My intention was to introduce an argument that runs counter to the idea that religion exists to meet an unfilled need for a system of ethics and a meaning to life.
Paul Bloom suggests an alternative theory- religion stems not from this unmet need, but from the human cognitive structure. Based on studies conducted on newborns, there exists two separate systems in the brain- one responsible for appreciating the laws of physics (e.g., if you hold a ball in front of an infant and release it, the infant will express shock if the ball does not drop) and one responsible for appreciating emotions.
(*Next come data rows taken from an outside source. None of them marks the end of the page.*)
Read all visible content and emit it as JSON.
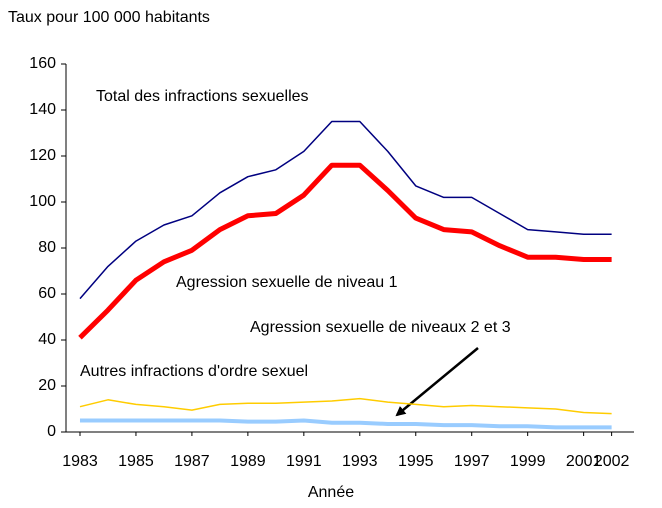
{
  "chart_data": {
    "type": "line",
    "y_label": "Taux pour 100 000 habitants",
    "x_label": "Année",
    "x": [
      1983,
      1984,
      1985,
      1986,
      1987,
      1988,
      1989,
      1990,
      1991,
      1992,
      1993,
      1994,
      1995,
      1996,
      1997,
      1998,
      1999,
      2000,
      2001,
      2002
    ],
    "series": [
      {
        "name": "Total des infractions sexuelles",
        "color": "#000080",
        "width": 1.5,
        "values": [
          58,
          72,
          83,
          90,
          94,
          104,
          111,
          114,
          122,
          135,
          135,
          122,
          107,
          102,
          102,
          95,
          88,
          87,
          86,
          86
        ]
      },
      {
        "name": "Agression sexuelle de niveau 1",
        "color": "#ff0000",
        "width": 5,
        "values": [
          41,
          53,
          66,
          74,
          79,
          88,
          94,
          95,
          103,
          116,
          116,
          105,
          93,
          88,
          87,
          81,
          76,
          76,
          75,
          75
        ]
      },
      {
        "name": "Autres infractions d'ordre sexuel",
        "color": "#ffcc00",
        "width": 1.5,
        "values": [
          11,
          14,
          12,
          11,
          9.5,
          12,
          12.5,
          12.5,
          13,
          13.5,
          14.5,
          13,
          12,
          11,
          11.5,
          11,
          10.5,
          10,
          8.5,
          8
        ]
      },
      {
        "name": "Agression sexuelle de niveaux 2 et 3",
        "color": "#99ccff",
        "width": 4,
        "values": [
          5,
          5,
          5,
          5,
          5,
          5,
          4.5,
          4.5,
          5,
          4,
          4,
          3.5,
          3.5,
          3,
          3,
          2.5,
          2.5,
          2,
          2,
          2
        ]
      }
    ],
    "xlim": [
      1982.5,
      2002.8
    ],
    "xticks": [
      1983,
      1985,
      1987,
      1989,
      1991,
      1993,
      1995,
      1997,
      1999,
      2001,
      2002
    ],
    "ylim": [
      0,
      160
    ],
    "yticks": [
      0,
      20,
      40,
      60,
      80,
      100,
      120,
      140,
      160
    ],
    "grid": false
  }
}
The existence of these two systems as separate semi-autonomous modules is evinced in infants who suffer from autism (i.e., a lack of emotional understanding) who still possess the system for appreciating physics.
The essential problem with religion is that it does much more than fulfill the need for ethics or any of the other utilitarian justifications for religion. Superstitious beliefs, however useful, are not needed to create a model of ethics. Bloom suggests a reason why human beings are intrinsically superstitious- the higher faculties of reason blur the discreteness of these two systems- if people of emotions, why not read emotions into rocks? It does not take a great leap of the imagination to see primitive man as superstitious- just look at today’s current society.
In fact, if you accept that man is intrinsically superstitious, an Orthodox Jew must ask herself not only from when cometh MY salvation, but from where did pre-Judaic religion arise?